Value engineering is a normal part of any building project. In our experience, however, successful projects occur when architects find ways to reduce costs throughout the design process, rather than after bidding occurs.
This article will explain value engineering, and how to prevent it from occurring after bidding. By the end of the article, you will be better prepared to manage costs throughout your building project.
What is Value Engineering?
Your architect starts value engineering by analyzing the building’s features, systems, equipment, and materials and researching alternative solutions. They are looking to achieve the desired function at the best possible price.
Although value engineering reduces initial cost, you shouldn’t confuse the process with “cost-cutting.” Your architect should consider the long-term costs of building ownership, as well as the initial construction cost. If you laser-focus on initial costs, you risk increasing the long-term expense of maintenance and material replacement.

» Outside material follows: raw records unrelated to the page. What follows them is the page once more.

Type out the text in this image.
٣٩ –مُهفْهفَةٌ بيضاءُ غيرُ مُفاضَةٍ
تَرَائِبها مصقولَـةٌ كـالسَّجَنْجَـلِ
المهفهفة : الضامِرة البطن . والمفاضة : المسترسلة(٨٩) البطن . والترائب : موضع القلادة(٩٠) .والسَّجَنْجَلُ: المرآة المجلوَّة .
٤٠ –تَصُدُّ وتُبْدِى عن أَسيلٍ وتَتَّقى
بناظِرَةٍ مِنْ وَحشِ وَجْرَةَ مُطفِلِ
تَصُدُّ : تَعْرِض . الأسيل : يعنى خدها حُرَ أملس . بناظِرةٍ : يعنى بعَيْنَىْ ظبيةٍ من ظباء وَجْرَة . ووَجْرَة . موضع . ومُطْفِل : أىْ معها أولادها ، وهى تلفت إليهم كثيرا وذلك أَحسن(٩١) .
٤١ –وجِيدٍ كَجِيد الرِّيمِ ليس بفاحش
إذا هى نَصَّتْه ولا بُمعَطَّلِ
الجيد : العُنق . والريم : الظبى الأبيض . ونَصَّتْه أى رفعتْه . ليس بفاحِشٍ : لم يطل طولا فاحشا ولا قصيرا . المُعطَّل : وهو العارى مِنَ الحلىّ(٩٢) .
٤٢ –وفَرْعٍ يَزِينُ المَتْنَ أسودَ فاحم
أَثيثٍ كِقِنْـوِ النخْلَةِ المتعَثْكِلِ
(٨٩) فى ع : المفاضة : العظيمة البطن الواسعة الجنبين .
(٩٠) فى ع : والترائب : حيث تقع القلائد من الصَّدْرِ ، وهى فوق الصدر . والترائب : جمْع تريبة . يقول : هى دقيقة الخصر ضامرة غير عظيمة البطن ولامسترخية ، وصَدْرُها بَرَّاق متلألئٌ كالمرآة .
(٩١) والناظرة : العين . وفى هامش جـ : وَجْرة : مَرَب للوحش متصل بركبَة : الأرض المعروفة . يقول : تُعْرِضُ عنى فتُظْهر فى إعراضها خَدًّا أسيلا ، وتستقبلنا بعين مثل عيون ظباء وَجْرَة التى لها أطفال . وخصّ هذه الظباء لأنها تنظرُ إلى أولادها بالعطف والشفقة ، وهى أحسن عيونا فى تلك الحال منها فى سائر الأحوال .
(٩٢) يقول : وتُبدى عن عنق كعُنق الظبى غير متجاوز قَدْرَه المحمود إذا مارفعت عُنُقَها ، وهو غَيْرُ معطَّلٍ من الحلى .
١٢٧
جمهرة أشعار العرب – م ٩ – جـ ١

The goal is to ensure you get the quality you need within your allotted budget.
Why Does Value Engineering Occur?
Value engineering occurs when your architect identifies a budget issue. This scenario can occur at any stage of the design process.

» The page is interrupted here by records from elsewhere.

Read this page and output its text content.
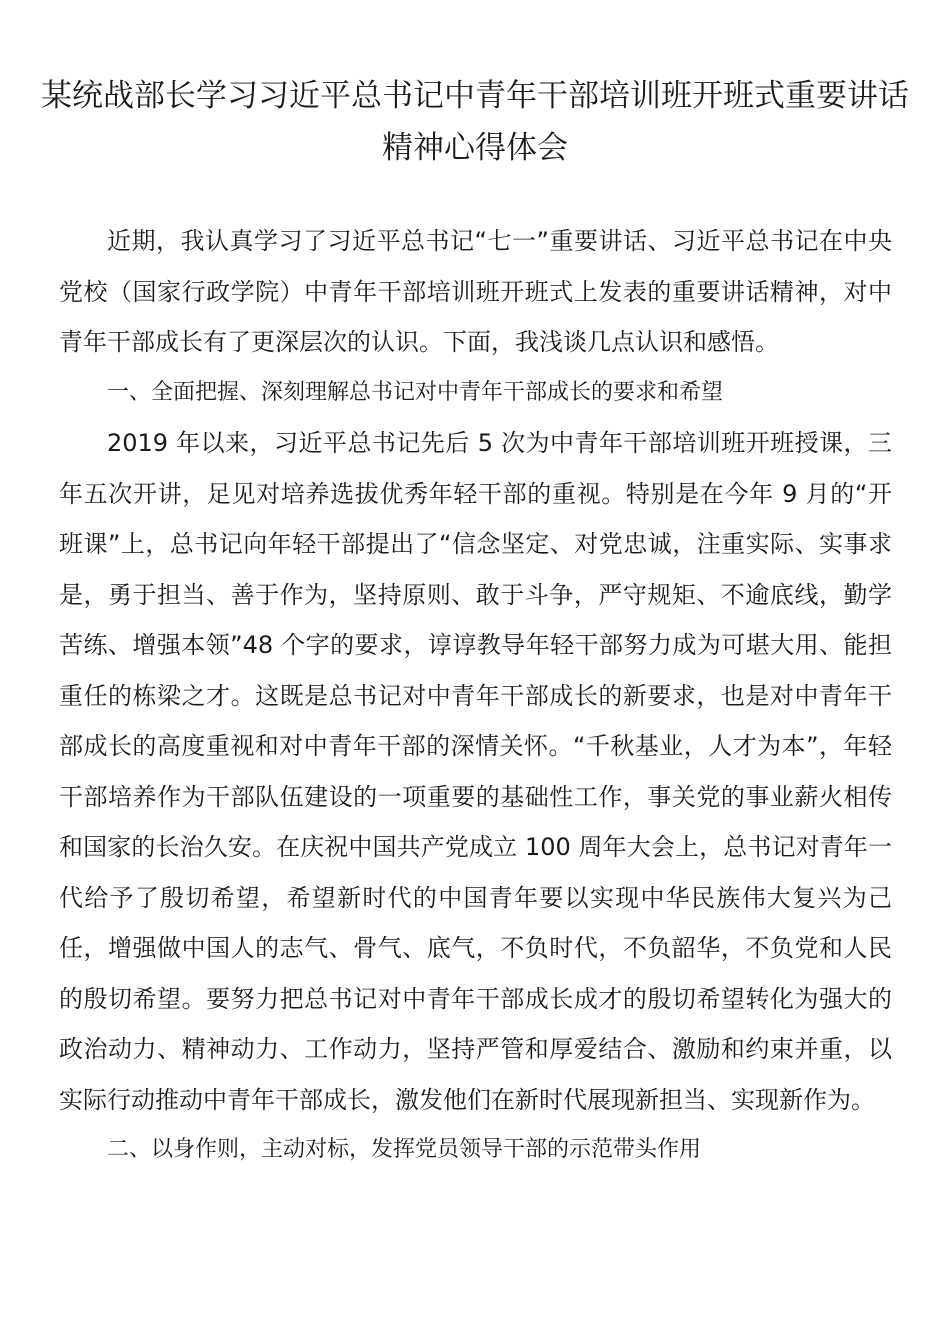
某统战部长学习习近平总书记中青年干部培训班开班式重要讲话精神心得体会

近期，我认真学习了习近平总书记“七一”重要讲话、习近平总书记在中央党校（国家行政学院）中青年干部培训班开班式上发表的重要讲话精神，对中青年干部成长有了更深层次的认识。下面，我浅谈几点认识和感悟。

一、全面把握、深刻理解总书记对中青年干部成长的要求和希望

2019 年以来，习近平总书记先后 5 次为中青年干部培训班开班授课，三年五次开讲，足见对培养选拔优秀年轻干部的重视。特别是在今年 9 月的“开班课”上，总书记向年轻干部提出了“信念坚定、对党忠诚，注重实际、实事求是，勇于担当、善于作为，坚持原则、敢于斗争，严守规矩、不逾底线，勤学苦练、增强本领”48 个字的要求，谆谆教导年轻干部努力成为可堪大用、能担重任的栋梁之才。这既是总书记对中青年干部成长的新要求，也是对中青年干部成长的高度重视和对中青年干部的深情关怀。“千秋基业，人才为本”，年轻干部培养作为干部队伍建设的一项重要的基础性工作，事关党的事业薪火相传和国家的长治久安。在庆祝中国共产党成立 100 周年大会上，总书记对青年一代给予了殷切希望，希望新时代的中国青年要以实现中华民族伟大复兴为己任，增强做中国人的志气、骨气、底气，不负时代，不负韶华，不负党和人民的殷切希望。要努力把总书记对中青年干部成长成才的殷切希望转化为强大的政治动力、精神动力、工作动力，坚持严管和厚爱结合、激励和约束并重，以实际行动推动中青年干部成长，激发他们在新时代展现新担当、实现新作为。

二、以身作则，主动对标，发挥党员领导干部的示范带头作用
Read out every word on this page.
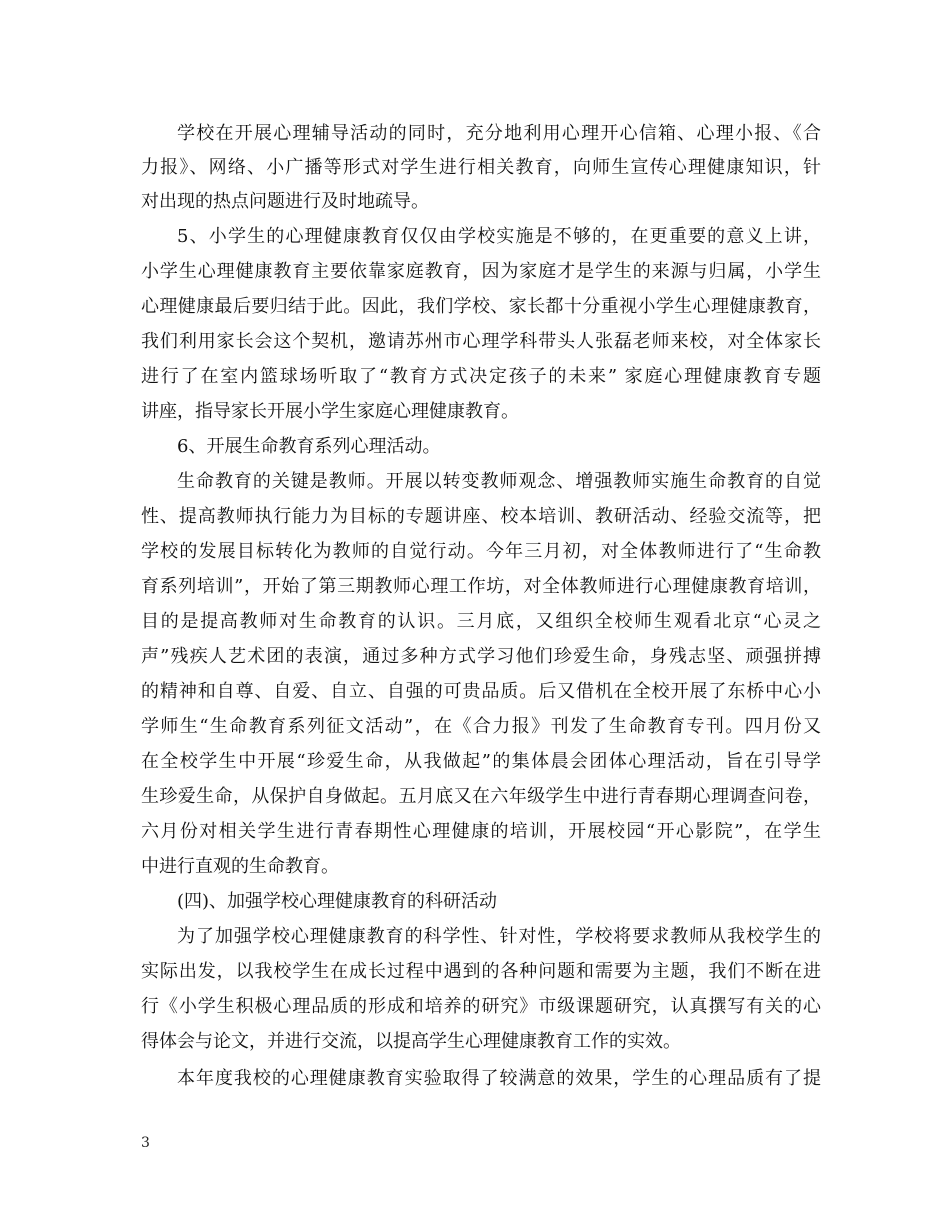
学校在开展心理辅导活动的同时，充分地利用心理开心信箱、心理小报、《合
力报》、网络、小广播等形式对学生进行相关教育，向师生宣传心理健康知识，针
对出现的热点问题进行及时地疏导。
5、小学生的心理健康教育仅仅由学校实施是不够的，在更重要的意义上讲，
小学生心理健康教育主要依靠家庭教育，因为家庭才是学生的来源与归属，小学生
心理健康最后要归结于此。因此，我们学校、家长都十分重视小学生心理健康教育，
我们利用家长会这个契机，邀请苏州市心理学科带头人张磊老师来校，对全体家长
进行了在室内篮球场听取了“教育方式决定孩子的未来” 家庭心理健康教育专题
讲座，指导家长开展小学生家庭心理健康教育。
6、开展生命教育系列心理活动。
生命教育的关键是教师。开展以转变教师观念、增强教师实施生命教育的自觉
性、提高教师执行能力为目标的专题讲座、校本培训、教研活动、经验交流等，把
学校的发展目标转化为教师的自觉行动。今年三月初，对全体教师进行了“生命教
育系列培训”，开始了第三期教师心理工作坊，对全体教师进行心理健康教育培训，
目的是提高教师对生命教育的认识。三月底，又组织全校师生观看北京“心灵之
声”残疾人艺术团的表演，通过多种方式学习他们珍爱生命，身残志坚、顽强拼搏
的精神和自尊、自爱、自立、自强的可贵品质。后又借机在全校开展了东桥中心小
学师生“生命教育系列征文活动”，在《合力报》刊发了生命教育专刊。四月份又
在全校学生中开展“珍爱生命，从我做起”的集体晨会团体心理活动，旨在引导学
生珍爱生命，从保护自身做起。五月底又在六年级学生中进行青春期心理调查问卷，
六月份对相关学生进行青春期性心理健康的培训，开展校园“开心影院”，在学生
中进行直观的生命教育。
(四)、加强学校心理健康教育的科研活动
为了加强学校心理健康教育的科学性、针对性，学校将要求教师从我校学生的
实际出发，以我校学生在成长过程中遇到的各种问题和需要为主题，我们不断在进
行《小学生积极心理品质的形成和培养的研究》市级课题研究，认真撰写有关的心
得体会与论文，并进行交流，以提高学生心理健康教育工作的实效。
本年度我校的心理健康教育实验取得了较满意的效果，学生的心理品质有了提
3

For example, in Design Development, your architect can find materials and products that give you the best possible value. Depending on the project delivery method, the design team may collaborate with your contractor to get accurate cost estimates.
As mentioned, value engineering sometimes occurs when bids are too high. In general, value engineering after bidding should be the last resort. If value engineering occurs after bidding, it could signify that the architect did not anticipate costs properly during the design process or some other economic factor impacted construction costs.
For example, inflation and supply chain shortages can drive up material costs and create high bids. Policy changes like tariffs can even increase material prices overnight.
In short, your architect should manage costs throughout the design process, but in some cases, value engineering after bidding may be necessary.
Learn more by reading about how to prepare for an uncertain building materials market.
How Can You Avoid Value Engineering After Bidding?
Ideally, your architect will manage costs while designing your project and avoid value engineering after bidding. Your architect has a few tools at their disposal to keep the project within budget.
1. Align Goals and Budget
First, your architect should make sure your goals align with your budget at the project’s onset. If your budget cannot cover your project, you can reduce the scope or remove programming elements.
When removing programming elements, consider each area’s cost per square foot. For example, if your building contains an office and a warehouse, the office will have a higher cost per square foot than the warehouse.
Using an average cost per square foot for the entire building would result in fewer savings if you solely removed warehouse areas. Working with your architect to find the right balance of savings is crucial.
You can also work to find other forms of funding through investors, bonds, loans, or grants. In either case, your architect should point out a potential budget issue early in the design process so you can respond accordingly. We’d also recommend getting a probable opinion of cost from your architect at each phase of the design process.
2. Consider Alternates
Alternates are another way to prevent value engineering after bidding. An “alternate” is a part of the project that is priced separately within the bid. Typically, an alternate is unnecessary for a functional building, though you may desire it.
If bids come in at or below budget, you can determine if you want to include the alternate in the final building. You can also add alternates if your funding increases.
While this is a great way to project your budget, too many alternates can confuse bidders and lead to high bids. In short, use alternates wisely and strategically.
3. Create an Open Dialogue About Costs
Lastly, your architect should work with the design team and their consultants to make wise choices regarding systems, equipment, and materials. Budget management should be baked into every component of the project.
An open dialogue about costs is foundational to success. If you are concerned about material costs, ask your architect to explain their choices and see if there are any alternatives available.
Ready to Learn More?
Value engineering after the project goes out to bid is a less-than-ideal scenario. But some situations, like unexpected material price increases, may make it necessary.
Throughout the design process, your architect should estimate costs, work closely with contractors/estimators, and plan alternates when necessary. Set yourself up for success by openly discussing prices and costs with your architect.